Department of Mechanical Engineering and Automation, School of Mechanical and Aerospace Engineering, Jilin University, Changchun 130022, China.
Research Center for Space Optical Engineering, Harbin Institute of Technology, P.O. Box 307, Harbin 150001, China.
Sensors (Basel). 2020 Aug 27;20(17):4856. doi: 10.3390/s20174856.
Accurately sensing the surrounding 3D scene is indispensable for drones or robots to execute path planning and navigation. In this paper, a novel monocular depth estimation method was proposed that primarily utilizes a lighter-weight Convolutional Neural Network (CNN) structure for coarse depth prediction and then refines the coarse depth images by combining surface normal guidance. Specifically, the coarse depth prediction network is designed as pre-trained encoder-decoder architecture for describing the 3D structure. When it comes to surface normal estimation, the deep learning network was designed as a two-stream encoder-decoder structure, which hierarchically merges red-green-blue-depth (RGB-D) images for capturing more accurate geometric boundaries. Relying on fewer network parameters and simpler learning structure, better detailed depth maps are produced than the existing states.

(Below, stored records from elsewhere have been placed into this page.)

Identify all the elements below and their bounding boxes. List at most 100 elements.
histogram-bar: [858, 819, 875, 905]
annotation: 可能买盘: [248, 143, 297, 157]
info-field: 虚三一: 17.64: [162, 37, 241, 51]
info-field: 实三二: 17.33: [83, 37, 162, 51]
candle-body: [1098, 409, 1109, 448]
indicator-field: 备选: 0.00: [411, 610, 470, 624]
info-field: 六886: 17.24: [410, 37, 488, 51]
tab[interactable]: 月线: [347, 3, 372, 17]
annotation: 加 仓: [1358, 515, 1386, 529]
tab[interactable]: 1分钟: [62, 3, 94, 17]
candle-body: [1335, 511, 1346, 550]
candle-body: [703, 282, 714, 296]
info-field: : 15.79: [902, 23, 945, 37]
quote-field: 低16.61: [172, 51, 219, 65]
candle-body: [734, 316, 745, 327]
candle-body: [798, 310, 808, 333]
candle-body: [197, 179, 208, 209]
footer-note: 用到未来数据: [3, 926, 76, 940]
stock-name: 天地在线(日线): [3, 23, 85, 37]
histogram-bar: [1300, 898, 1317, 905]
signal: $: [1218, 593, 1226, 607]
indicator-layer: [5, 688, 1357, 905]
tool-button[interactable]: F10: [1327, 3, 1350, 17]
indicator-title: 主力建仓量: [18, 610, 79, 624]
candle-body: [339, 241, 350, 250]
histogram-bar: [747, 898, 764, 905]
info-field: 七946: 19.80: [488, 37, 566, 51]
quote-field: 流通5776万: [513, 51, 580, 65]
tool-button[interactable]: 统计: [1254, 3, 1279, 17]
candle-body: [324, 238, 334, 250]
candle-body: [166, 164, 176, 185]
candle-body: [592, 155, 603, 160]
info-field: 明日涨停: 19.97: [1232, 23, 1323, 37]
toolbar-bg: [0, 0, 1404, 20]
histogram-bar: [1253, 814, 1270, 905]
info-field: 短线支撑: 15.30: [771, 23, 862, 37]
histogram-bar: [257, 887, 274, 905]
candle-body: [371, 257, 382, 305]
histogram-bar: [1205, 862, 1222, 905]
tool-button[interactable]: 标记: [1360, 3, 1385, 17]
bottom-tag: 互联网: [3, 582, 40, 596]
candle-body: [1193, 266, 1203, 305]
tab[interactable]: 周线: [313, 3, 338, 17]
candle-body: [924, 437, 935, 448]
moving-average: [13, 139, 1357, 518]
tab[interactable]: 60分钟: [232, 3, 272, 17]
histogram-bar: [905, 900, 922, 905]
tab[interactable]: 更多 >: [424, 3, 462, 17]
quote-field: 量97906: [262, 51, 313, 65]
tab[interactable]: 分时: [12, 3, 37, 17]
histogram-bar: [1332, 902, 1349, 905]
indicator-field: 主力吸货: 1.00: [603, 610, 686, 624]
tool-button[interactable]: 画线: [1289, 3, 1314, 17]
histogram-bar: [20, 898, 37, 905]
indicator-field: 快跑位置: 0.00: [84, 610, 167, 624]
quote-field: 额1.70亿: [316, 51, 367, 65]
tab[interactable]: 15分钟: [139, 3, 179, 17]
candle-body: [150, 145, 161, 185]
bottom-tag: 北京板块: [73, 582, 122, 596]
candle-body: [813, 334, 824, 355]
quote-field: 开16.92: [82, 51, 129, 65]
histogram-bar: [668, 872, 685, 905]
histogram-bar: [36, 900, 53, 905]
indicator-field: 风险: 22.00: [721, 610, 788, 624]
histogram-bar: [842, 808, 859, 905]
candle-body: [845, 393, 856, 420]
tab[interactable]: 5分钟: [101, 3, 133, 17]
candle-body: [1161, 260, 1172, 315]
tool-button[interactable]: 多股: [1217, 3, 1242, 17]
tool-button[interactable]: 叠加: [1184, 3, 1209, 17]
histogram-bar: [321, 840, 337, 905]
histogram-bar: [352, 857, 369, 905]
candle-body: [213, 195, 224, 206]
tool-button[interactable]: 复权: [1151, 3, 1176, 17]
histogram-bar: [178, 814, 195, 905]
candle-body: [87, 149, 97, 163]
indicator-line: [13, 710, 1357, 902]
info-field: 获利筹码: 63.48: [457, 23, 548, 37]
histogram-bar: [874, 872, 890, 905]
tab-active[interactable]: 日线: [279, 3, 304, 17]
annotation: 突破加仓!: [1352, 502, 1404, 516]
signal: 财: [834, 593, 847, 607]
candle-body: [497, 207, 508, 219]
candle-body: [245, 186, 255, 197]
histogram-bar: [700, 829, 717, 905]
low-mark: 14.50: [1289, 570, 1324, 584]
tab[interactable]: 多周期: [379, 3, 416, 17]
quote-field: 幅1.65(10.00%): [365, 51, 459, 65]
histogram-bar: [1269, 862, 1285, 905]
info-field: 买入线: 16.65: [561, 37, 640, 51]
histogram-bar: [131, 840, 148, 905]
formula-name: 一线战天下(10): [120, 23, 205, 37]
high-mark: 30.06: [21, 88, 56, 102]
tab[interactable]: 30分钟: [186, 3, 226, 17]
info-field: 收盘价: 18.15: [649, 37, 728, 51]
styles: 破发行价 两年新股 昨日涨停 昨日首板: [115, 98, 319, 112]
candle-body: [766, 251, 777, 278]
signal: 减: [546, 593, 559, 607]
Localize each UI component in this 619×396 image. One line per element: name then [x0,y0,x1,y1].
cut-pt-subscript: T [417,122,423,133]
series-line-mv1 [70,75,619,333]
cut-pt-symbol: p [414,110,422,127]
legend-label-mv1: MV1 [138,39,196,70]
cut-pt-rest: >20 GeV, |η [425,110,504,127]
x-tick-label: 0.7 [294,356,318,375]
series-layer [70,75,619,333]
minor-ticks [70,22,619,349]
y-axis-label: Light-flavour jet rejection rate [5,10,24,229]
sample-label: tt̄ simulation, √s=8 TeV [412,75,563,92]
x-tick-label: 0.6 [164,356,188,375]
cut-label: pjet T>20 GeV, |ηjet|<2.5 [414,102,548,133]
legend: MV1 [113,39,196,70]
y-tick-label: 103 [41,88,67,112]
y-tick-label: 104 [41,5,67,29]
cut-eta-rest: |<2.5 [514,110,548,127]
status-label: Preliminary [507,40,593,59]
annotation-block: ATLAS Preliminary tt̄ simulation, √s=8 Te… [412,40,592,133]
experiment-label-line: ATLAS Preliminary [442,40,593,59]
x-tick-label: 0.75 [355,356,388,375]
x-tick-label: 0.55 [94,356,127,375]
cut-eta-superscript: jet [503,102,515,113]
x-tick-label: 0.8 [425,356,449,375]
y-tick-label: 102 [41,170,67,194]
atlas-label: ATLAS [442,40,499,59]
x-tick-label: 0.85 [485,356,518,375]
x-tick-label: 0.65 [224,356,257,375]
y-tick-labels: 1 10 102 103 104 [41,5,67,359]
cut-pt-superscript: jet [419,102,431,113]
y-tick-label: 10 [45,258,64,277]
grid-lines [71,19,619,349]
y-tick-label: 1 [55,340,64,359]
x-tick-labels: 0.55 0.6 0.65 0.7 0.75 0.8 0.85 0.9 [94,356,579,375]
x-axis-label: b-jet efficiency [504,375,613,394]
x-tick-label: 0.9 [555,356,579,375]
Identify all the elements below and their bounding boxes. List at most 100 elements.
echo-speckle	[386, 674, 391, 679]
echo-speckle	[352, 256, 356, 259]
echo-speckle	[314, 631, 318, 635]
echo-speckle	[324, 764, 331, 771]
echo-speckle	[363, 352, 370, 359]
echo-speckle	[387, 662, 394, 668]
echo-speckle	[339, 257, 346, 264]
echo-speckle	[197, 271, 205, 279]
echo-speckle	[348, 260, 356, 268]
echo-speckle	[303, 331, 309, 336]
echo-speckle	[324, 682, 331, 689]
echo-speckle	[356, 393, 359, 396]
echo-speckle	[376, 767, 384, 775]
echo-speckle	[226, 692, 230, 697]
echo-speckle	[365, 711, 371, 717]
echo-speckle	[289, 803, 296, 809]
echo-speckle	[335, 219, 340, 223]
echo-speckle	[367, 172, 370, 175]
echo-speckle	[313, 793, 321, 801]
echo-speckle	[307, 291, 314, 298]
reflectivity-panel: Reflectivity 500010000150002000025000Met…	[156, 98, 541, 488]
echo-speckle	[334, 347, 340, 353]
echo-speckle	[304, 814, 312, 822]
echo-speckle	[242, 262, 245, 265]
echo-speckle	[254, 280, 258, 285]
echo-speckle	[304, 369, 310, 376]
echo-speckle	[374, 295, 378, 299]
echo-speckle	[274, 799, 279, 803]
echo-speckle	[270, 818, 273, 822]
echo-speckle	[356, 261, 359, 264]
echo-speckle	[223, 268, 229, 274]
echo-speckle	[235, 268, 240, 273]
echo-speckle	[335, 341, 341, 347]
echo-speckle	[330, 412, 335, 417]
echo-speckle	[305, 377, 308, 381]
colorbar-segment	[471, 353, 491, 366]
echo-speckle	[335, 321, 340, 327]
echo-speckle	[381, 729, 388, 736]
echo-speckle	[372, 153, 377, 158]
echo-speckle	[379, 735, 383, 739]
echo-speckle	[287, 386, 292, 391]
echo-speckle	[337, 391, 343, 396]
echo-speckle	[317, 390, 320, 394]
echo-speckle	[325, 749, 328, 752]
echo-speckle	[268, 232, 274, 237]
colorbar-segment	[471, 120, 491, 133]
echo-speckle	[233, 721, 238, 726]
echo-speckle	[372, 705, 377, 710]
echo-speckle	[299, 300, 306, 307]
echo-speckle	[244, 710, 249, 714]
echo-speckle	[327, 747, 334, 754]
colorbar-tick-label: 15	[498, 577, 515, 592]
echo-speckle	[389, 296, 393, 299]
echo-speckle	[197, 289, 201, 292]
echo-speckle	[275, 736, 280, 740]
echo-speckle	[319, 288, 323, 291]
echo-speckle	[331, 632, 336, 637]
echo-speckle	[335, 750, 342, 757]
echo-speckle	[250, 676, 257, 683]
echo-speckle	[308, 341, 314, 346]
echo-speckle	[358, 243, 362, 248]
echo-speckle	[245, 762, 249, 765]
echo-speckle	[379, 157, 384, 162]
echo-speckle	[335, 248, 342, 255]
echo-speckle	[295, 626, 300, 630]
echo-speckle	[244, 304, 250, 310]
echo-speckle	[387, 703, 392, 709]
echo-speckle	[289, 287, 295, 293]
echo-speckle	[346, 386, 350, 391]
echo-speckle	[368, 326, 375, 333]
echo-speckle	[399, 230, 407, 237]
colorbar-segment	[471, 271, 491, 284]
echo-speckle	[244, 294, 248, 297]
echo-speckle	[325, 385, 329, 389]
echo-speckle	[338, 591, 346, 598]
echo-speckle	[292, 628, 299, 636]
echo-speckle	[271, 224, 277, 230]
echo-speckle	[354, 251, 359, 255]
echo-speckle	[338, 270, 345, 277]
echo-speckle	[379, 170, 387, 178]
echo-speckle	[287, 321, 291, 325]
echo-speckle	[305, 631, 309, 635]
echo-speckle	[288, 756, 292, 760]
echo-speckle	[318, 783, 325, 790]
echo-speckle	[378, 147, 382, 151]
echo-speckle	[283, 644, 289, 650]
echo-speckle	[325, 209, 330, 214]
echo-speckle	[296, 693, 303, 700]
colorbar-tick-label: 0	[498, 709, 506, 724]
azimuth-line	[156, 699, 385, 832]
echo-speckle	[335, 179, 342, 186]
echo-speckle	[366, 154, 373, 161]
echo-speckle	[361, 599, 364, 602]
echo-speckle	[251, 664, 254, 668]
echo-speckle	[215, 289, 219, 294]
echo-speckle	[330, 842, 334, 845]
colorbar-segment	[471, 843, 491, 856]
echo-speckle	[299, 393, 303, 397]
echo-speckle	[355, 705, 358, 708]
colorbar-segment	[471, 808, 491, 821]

Moreover, 3D point cloud maps reconstructed from depth prediction images confirm that our framework can be conveniently adopted as components of a monocular simultaneous localization and mapping (SLAM) paradigm.
准确感知周围的 3D 场景对于无人机或机器人执行路径规划和导航是必不可少的。在本文中,提出了一种新颖的单目深度估计方法,该方法主要利用更轻量级的卷积神经网络 (CNN) 结构进行粗深度预测,然后通过结合表面法线引导来细化粗深度图像。具体来说,粗深度预测网络被设计为用于描述 3D 结构的预训练编码器-解码器架构。在进行表面法线估计时,深度学习网络被设计为具有两个流编码器-解码器结构,该结构分层合并 RGB-D 图像以捕获更准确的几何边界。与现有方法相比,我们的方法使用更少的网络参数和更简单的学习结构,生成了更好的详细深度图。此外,从深度预测图像重建的 3D 点云图证实,我们的框架可以方便地作为单目同时定位和映射 (SLAM) 范例的组件。